The Modern Era of college quizbowl
2009
- April 26: Chicago defeats Brown in the finals of ACF Nationals following Brown's victory over Stanford in a play-in game, unifying the ICT and Nationals championships.
- June: The last Panasonic NTAE is held without Panasonic's financial backing; the tournament collapses soon after.
2010
- June 5-6: The 2010 NSC is held. This is the first NSC that uses 20/20 format rather than the three-quarter format.
- June 12-13: The inaugural NASAT is hosted at Vanderbilt.
- National History Bee and Bowl is founded by David Madden and others
2011
- May 7-8: The first MSNCT is held at Hyatt Regency O'Hare near Chicago.
2013
- March 20: NAQT announces that a website security review has found evidence of Andy Watkins accessing question material prior to three ICTs in which he participated. Four Harvard titles are revoked and Watkins is suspended from NAQT membership, resigning soon after.
2014
- April 12: Virginia wins ACF Nationals outright. With their win against Yale at ICT, they win both major collegiate championships, the first time the titles are unified since 2009.
- May 3-4: First SSNCT held at the Hilton Minneapolis/St. Paul Airport Mall of America
- May 31-June 1: LASA defeats St. John's to win the 2014 HSNCT. At 272 teams, it is by far the largest quizbowl tournament ever held to that point.
- June 14-17: NTAE is revived after a four-year hiatus. It would last two years before not being held in 2016.
2016
- May 7-8: Middlesex defeats Longfellow on the last tossup to win the 2016 MSNCT. With 160 teams, it is the largest middle school quizbowl tournament ever held.
2017
- May 26-28: The 2017 HSNCT takes place in Atlanta, GA, with Hunter College High School defeating Detroit Catholic Central in the final. 304 teams take part as the HSNCT breaks its own record for the largest single-site quizbowl tournament ever.
2018
- May 25–27: The 2018 HSNCT breaks the previous HSNCT's record as the largest single-site quiz bowl tournament ever, with 352 teams. (Through 2020, this has not been exceeded; the 2019 HSNCT had 336 teams.)
2019
- June 8-9: TJHSST wins against James E. Taylor at that year's PACE NSC to become the second school to win two NSCs back-to-back. The only other school to achieve this feat was State College, winning as defending champions in 1999, 2000, 2001, and 2011.
2020
- March-May: The COVID-19 pandemic prompts the cancellation of almost all in-person quizbowl events across the country, including the NAQT and PACE National Championships for 2020. The 2020 NAQT Community College Championship Tournament (February 28–29) is the only national championship held in person in 2020.

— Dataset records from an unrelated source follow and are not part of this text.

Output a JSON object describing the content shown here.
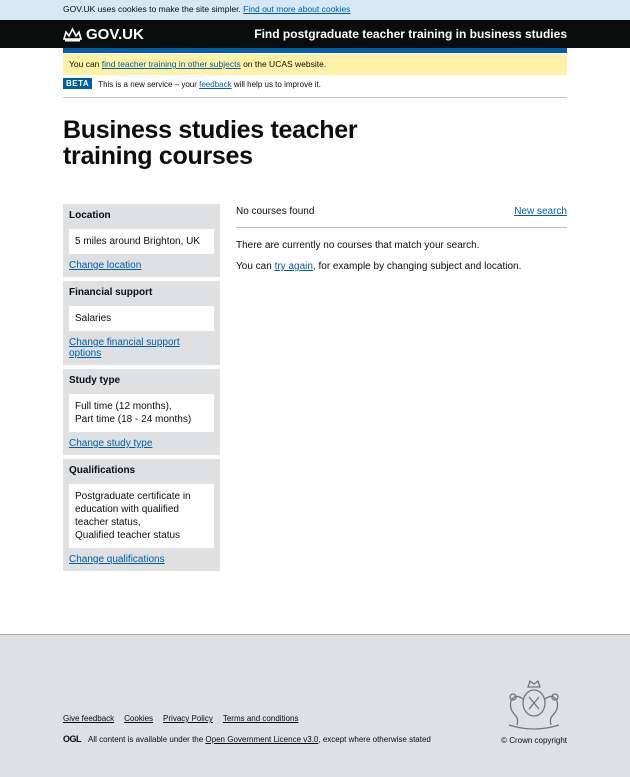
{
  "cookie_bar": {
    "text": "GOV.UK uses cookies to make the site simpler.",
    "link": "Find out more about cookies"
  },
  "header": {
    "logo": "GOV.UK",
    "service_name": "Find postgraduate teacher training in business studies"
  },
  "ucas_banner": {
    "prefix": "You can ",
    "link": "find teacher training in other subjects",
    "suffix": " on the UCAS website."
  },
  "beta": {
    "tag": "BETA",
    "prefix": "This is a new service – your ",
    "link": "feedback",
    "suffix": " will help us to improve it."
  },
  "page_title": "Business studies teacher training courses",
  "filters": [
    {
      "heading": "Location",
      "value": "5 miles around Brighton, UK",
      "link": "Change location"
    },
    {
      "heading": "Financial support",
      "value": "Salaries",
      "link": "Change financial support options"
    },
    {
      "heading": "Study type",
      "value": "Full time (12 months),\nPart time (18 - 24 months)",
      "link": "Change study type"
    },
    {
      "heading": "Qualifications",
      "value": "Postgraduate certificate in education with qualified teacher status,\nQualified teacher status",
      "link": "Change qualifications"
    }
  ],
  "results": {
    "count_text": "No courses found",
    "new_search": "New search",
    "no_match": "There are currently no courses that match your search.",
    "try_prefix": "You can ",
    "try_link": "try again",
    "try_suffix": ", for example by changing subject and location."
  },
  "footer": {
    "links": [
      "Give feedback",
      "Cookies",
      "Privacy Policy",
      "Terms and conditions"
    ],
    "ogl": "OGL",
    "licence_prefix": "All content is available under the ",
    "licence_link": "Open Government Licence v3.0",
    "licence_suffix": ", except where otherwise stated",
    "copyright": "© Crown copyright"
  }
}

- Summer-Fall: The quizbowl circuit shifts online with online quizbowl becoming the primary medium of practice and competition.
- November 8: Alex Trebek, host of the gameshow Jeopardy!, passes away at the age of 80 after a long fight with pancreatic cancer. Alex had hosted the game show for nearly 36 years, and his work on the show can be cited as a reason for many players' interest in quizbowl.